Great Plains Studies, Center for



Review of Willa Cather and Others By Jonathan Goldberg

Date of this Version

Fall 2002


Great Plains Quarterly Vol. 22, No. 4, Fall 2002, pp. 291-92.


Copyright 2002 by the Center for Great Plains Studies, University of Nebraska-Lincoln


Readers picking up Jonathan Goldberg's recent book on Willa Cather may recognize the allusion to Henry James's 1913 memoir of his childhood, A Small Boy and Others. The focus of James's book is not only the "small boy" he had been, but also the relations, friends, teachers, and artists that surrounded him. Goldberg, known primarily for his work in Renaissance literary studies and queer studies, likewise situates his subject in a web of "others," including artists such as the poet Wilfred Owen and the photographer Laura Gilpin. The paths Goldberg has followed to sketch out this web of connections lead to fresh and illuminating readings in this well-researched and highly engaging book.

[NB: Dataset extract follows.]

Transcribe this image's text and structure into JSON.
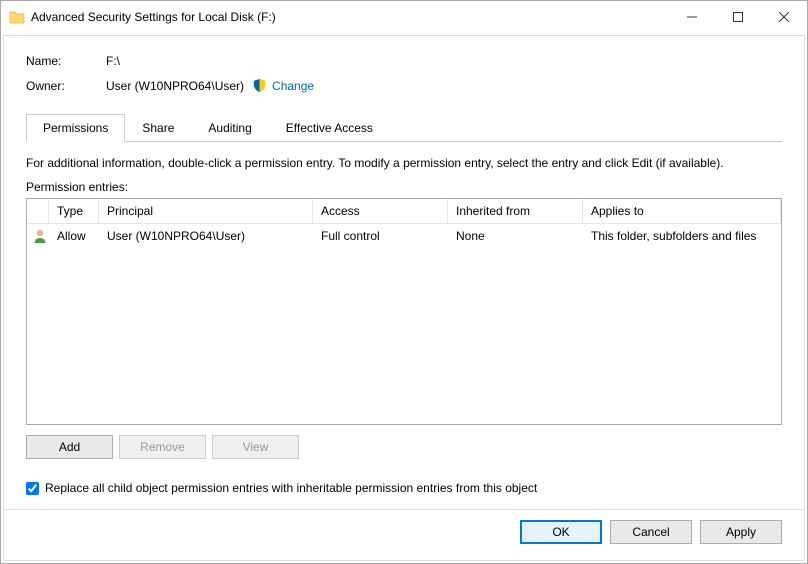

Willa Cather and Others is situated in its own web "of "others." In particular, Goldberg's title echoes the work of two friends and colleagues in queer studies, Eve Kosofsky Sedgwick and Michael Moon, who also employ James's title as a template. Sedgwick's essay "Willa Cather and Others" looms particularly large here. Goldberg has not only borrowed her title for his book, but is also, as he writes in his preface, deeply indebted to her in both personal and intellectual ways. He writes, "I have ... -I hope-borrowed from the wisdom contained in [Sedgwick's] unpresumptive insights into the always unpredictable ways in which gender and sexuality are inhabited, the ever ramifying and utterly contingent ways in which they cross in anyone's experience and in the relationships of identification that they make possible."

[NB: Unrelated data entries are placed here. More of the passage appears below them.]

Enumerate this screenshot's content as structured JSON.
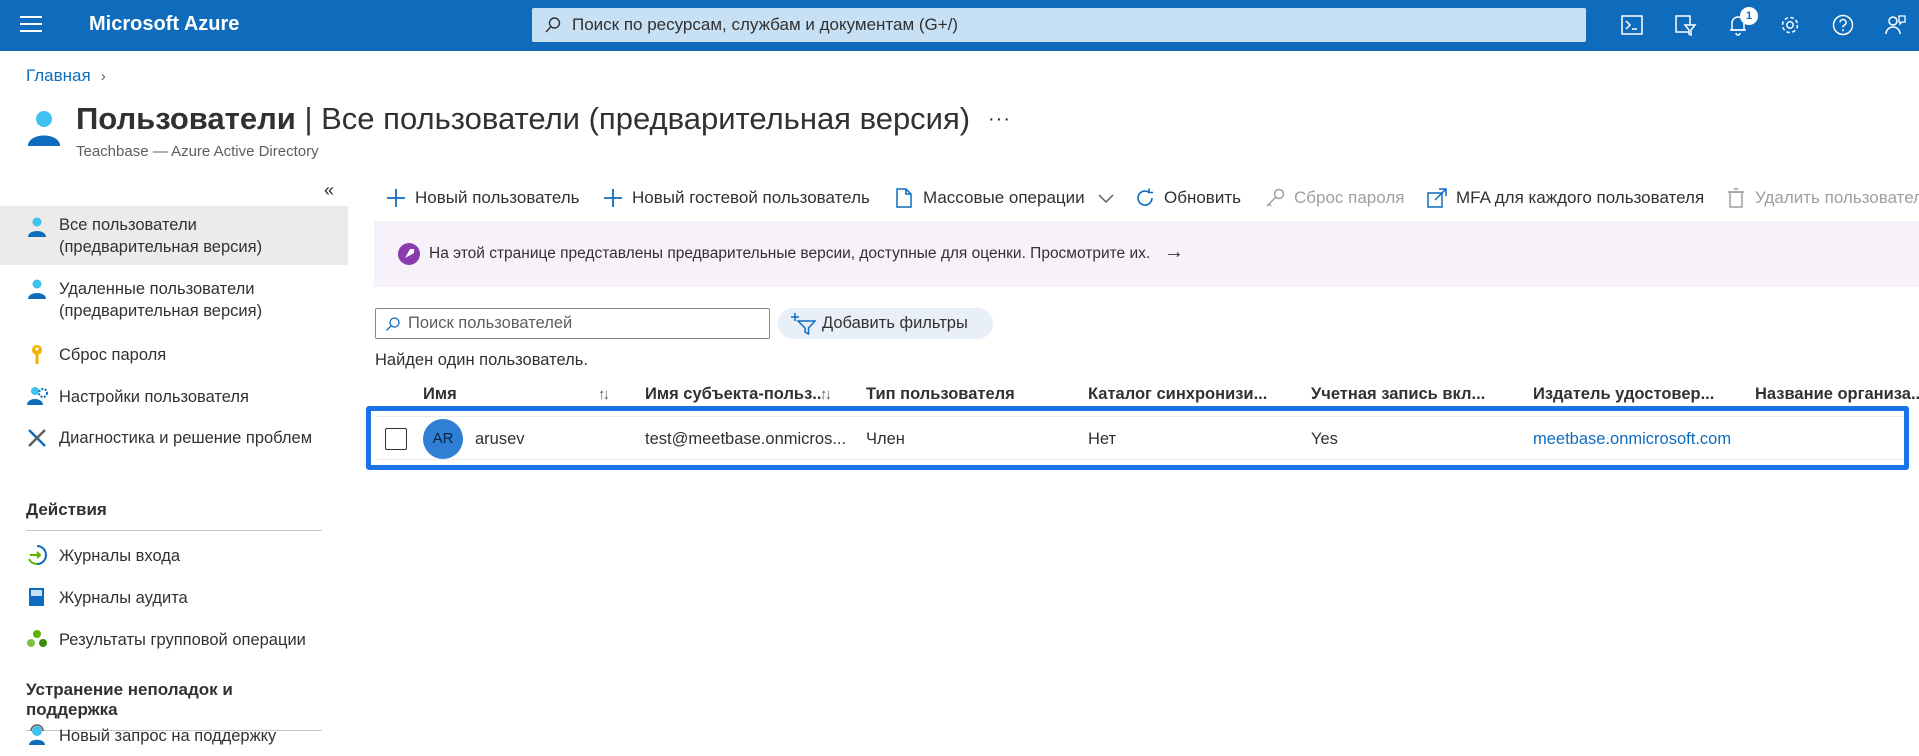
{
  "topbar": {
    "brand": "Microsoft Azure",
    "search_placeholder": "Поиск по ресурсам, службам и документам (G+/)",
    "notifications_count": "1",
    "icons": [
      "cloud-shell-icon",
      "directory-filter-icon",
      "bell-icon",
      "gear-icon",
      "help-icon",
      "feedback-icon"
    ],
    "bar_color": "#0f6cbd"
  },
  "header": {
    "breadcrumb": "Главная",
    "title_main": "Пользователи",
    "title_sep": " | ",
    "title_rest": "Все пользователи (предварительная версия)",
    "more": "···",
    "subtitle": "Teachbase — Azure Active Directory"
  },
  "sidebar": {
    "collapse": "«",
    "items": [
      {
        "label": "Все пользователи (предварительная версия)",
        "icon": "user-icon",
        "active": true
      },
      {
        "label": "Удаленные пользователи (предварительная версия)",
        "icon": "deleted-user-icon"
      },
      {
        "label": "Сброс пароля",
        "icon": "key-icon"
      },
      {
        "label": "Настройки пользователя",
        "icon": "user-settings-icon"
      },
      {
        "label": "Диагностика и решение проблем",
        "icon": "wrench-icon"
      }
    ],
    "section_actions": "Действия",
    "actions": [
      {
        "label": "Журналы входа",
        "icon": "sign-in-icon"
      },
      {
        "label": "Журналы аудита",
        "icon": "book-icon"
      },
      {
        "label": "Результаты групповой операции",
        "icon": "group-icon"
      }
    ],
    "section_support": "Устранение неполадок и поддержка",
    "support": [
      {
        "label": "Новый запрос на поддержку",
        "icon": "support-icon"
      }
    ]
  },
  "commands": {
    "new_user": "Новый пользователь",
    "new_guest": "Новый гостевой пользователь",
    "bulk": "Массовые операции",
    "refresh": "Обновить",
    "reset_password": "Сброс пароля",
    "mfa": "MFA для каждого пользователя",
    "delete": "Удалить пользователя"
  },
  "banner": {
    "text": "На этой странице представлены предварительные версии, доступные для оценки. Просмотрите их.",
    "arrow": "→",
    "accent": "#8a3cad"
  },
  "filters": {
    "search_placeholder": "Поиск пользователей",
    "add_filter": "Добавить фильтры",
    "found": "Найден один пользователь."
  },
  "table": {
    "columns": [
      "Имя",
      "Имя субъекта-польз...",
      "Тип пользователя",
      "Каталог синхронизи...",
      "Учетная запись вкл...",
      "Издатель удостовер...",
      "Название организа..."
    ],
    "rows": [
      {
        "initials": "AR",
        "name": "arusev",
        "upn": "test@meetbase.onmicros...",
        "type": "Член",
        "synced": "Нет",
        "enabled": "Yes",
        "issuer": "meetbase.onmicrosoft.com",
        "org": ""
      }
    ],
    "highlight_color": "#1a73e8"
  }
}
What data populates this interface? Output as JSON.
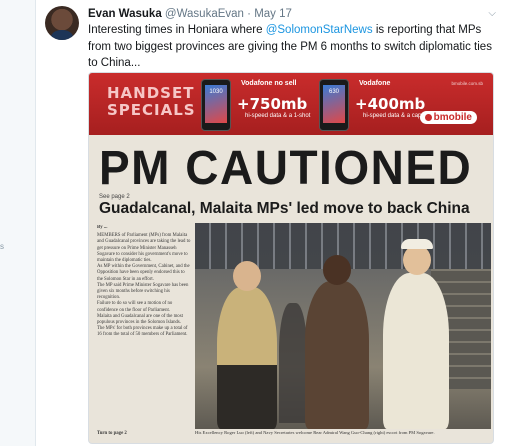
{
  "left_fragment": "s",
  "tweet": {
    "author_name": "Evan Wasuka",
    "handle": "@WasukaEvan",
    "separator": "·",
    "date": "May 17",
    "text_before": "Interesting times in Honiara where ",
    "mention": "@SolomonStarNews",
    "text_after": " is reporting that MPs from two biggest provinces are giving the PM 6 months to switch diplomatic ties to China...",
    "caret_icon": "chevron-down-icon"
  },
  "newspaper": {
    "ad": {
      "title": "HANDSET SPECIALS",
      "phone_left_label": "1030",
      "phone_right_label": "630",
      "carrier_left": "Vodafone no sell",
      "carrier_right": "Vodafone",
      "offer_left": "+750mb",
      "offer_left_sub": "hi-speed data & a 1-shot",
      "offer_right": "+400mb",
      "offer_right_sub": "hi-speed data & a cap",
      "brand": "bmobile",
      "fineprint": "bmobile.com.sb"
    },
    "headline": "PM CAUTIONED",
    "subheadline": "Guadalcanal, Malaita MPs' led move to back China",
    "see_page": "See page 2",
    "byline": "By ...",
    "body_paragraphs": [
      "MEMBERS of Parliament (MPs) from Malaita and Guadalcanal provinces are taking the lead to get pressure on Prime Minister Manasseh Sogavare to consider his government's move to maintain the diplomatic ties.",
      "As MP within the Government, Cabinet, and the Opposition have been openly endorsed this to the Solomon Star in an effort.",
      "The MP said Prime Minister Sogavare has been given six months before switching his recognition.",
      "Failure to do so will see a motion of no confidence on the floor of Parliament.",
      "Malaita and Guadalcanal are one of the most populous provinces in the Solomon Islands.",
      "The MPs' for both provinces make up a total of 16 from the total of 50 members of Parliament."
    ],
    "turn_to_page": "Turn to page 2",
    "caption": "His Excellency Roger Luo (left) and Navy Secretaries welcome Rear Admiral Wang Guo-Chang (right) escort from PM Sogavare."
  }
}
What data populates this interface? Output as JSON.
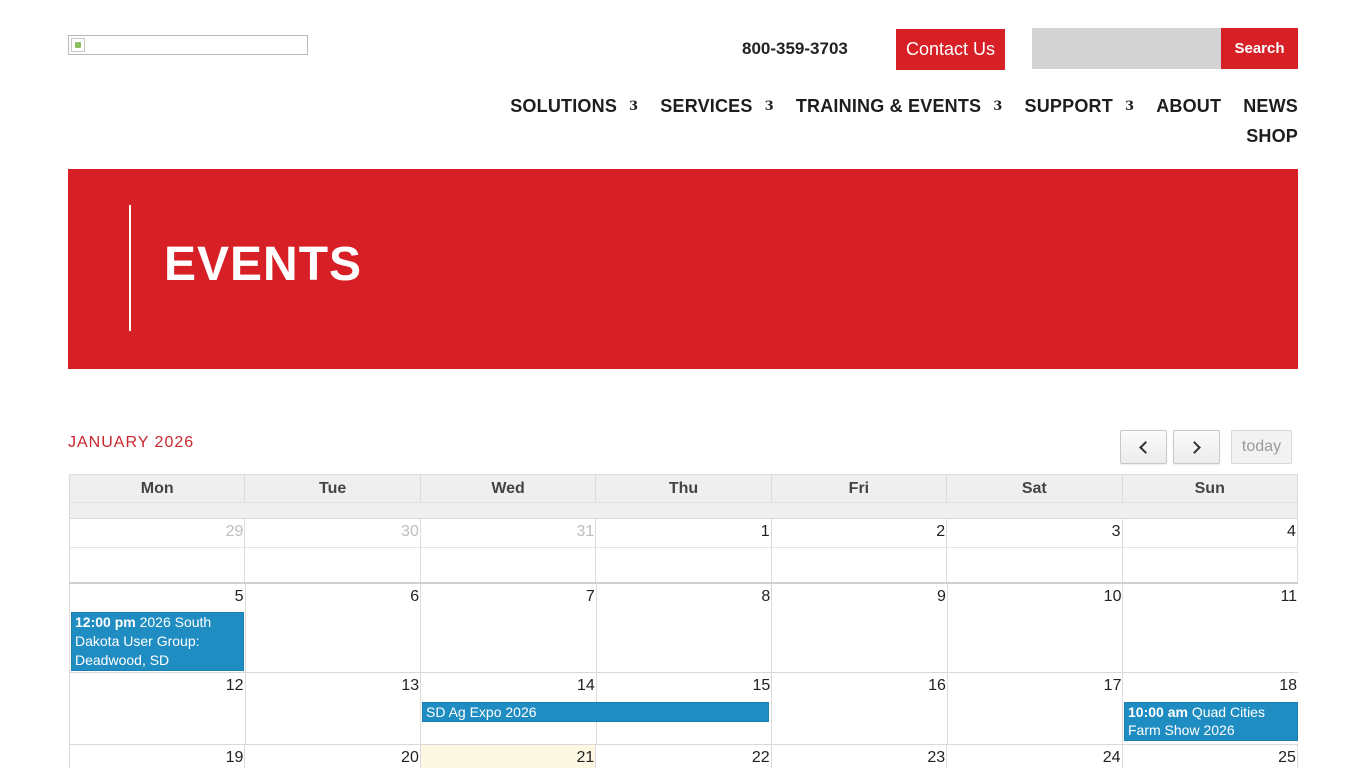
{
  "header": {
    "phone": "800-359-3703",
    "contact_label": "Contact Us",
    "search_placeholder": "",
    "search_label": "Search"
  },
  "nav": {
    "items": [
      {
        "label": "SOLUTIONS",
        "arrow": "3"
      },
      {
        "label": "SERVICES",
        "arrow": "3"
      },
      {
        "label": "TRAINING & EVENTS",
        "arrow": "3"
      },
      {
        "label": "SUPPORT",
        "arrow": "3"
      },
      {
        "label": "ABOUT"
      },
      {
        "label": "NEWS"
      },
      {
        "label": "SHOP"
      }
    ]
  },
  "hero": {
    "title": "EVENTS"
  },
  "calendar": {
    "month_title": "JANUARY 2026",
    "today_label": "today",
    "weekdays": [
      "Mon",
      "Tue",
      "Wed",
      "Thu",
      "Fri",
      "Sat",
      "Sun"
    ],
    "weeks": [
      [
        "29",
        "30",
        "31",
        "1",
        "2",
        "3",
        "4"
      ],
      [
        "5",
        "6",
        "7",
        "8",
        "9",
        "10",
        "11"
      ],
      [
        "12",
        "13",
        "14",
        "15",
        "16",
        "17",
        "18"
      ],
      [
        "19",
        "20",
        "21",
        "22",
        "23",
        "24",
        "25"
      ]
    ],
    "events": [
      {
        "time": "12:00 pm",
        "title": "2026 South Dakota User Group: Deadwood, SD"
      },
      {
        "time": "",
        "title": "SD Ag Expo 2026"
      },
      {
        "time": "10:00 am",
        "title": "Quad Cities Farm Show 2026"
      }
    ],
    "colors": {
      "event": "#1f8dc2",
      "today_bg": "#fcf8e3",
      "accent": "#d71f26"
    }
  }
}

Sedgwick has had a profound effect on the field of queer studies. Goldberg's sensitive readings of Cather's ambivalent identification with the opera diva Olive Fremstad or of Tom Outland's haunting of the family in The Professor's House clearly owe a great deal to Sedgwick's skepticism toward ready-made categories of identity. (Such inventiveness is crucial in an approach to Cather, whose life and work can be read under the sign lesbian only with the greatest difficulty.) But the expansiveness of this queer reading practice shuts down at other moments, as in a footnote where Goldberg blasts Marilee Lindemann, the author of a recent study of gender and sexuality in Cather's work, for her "half-hearted" use of the word queer. The kind of collaborative thought that has, by and large, characterized contemporary queer studies has been energizing; one only hopes that the field's network of others keeps expanding in ways that are both productive and surprising.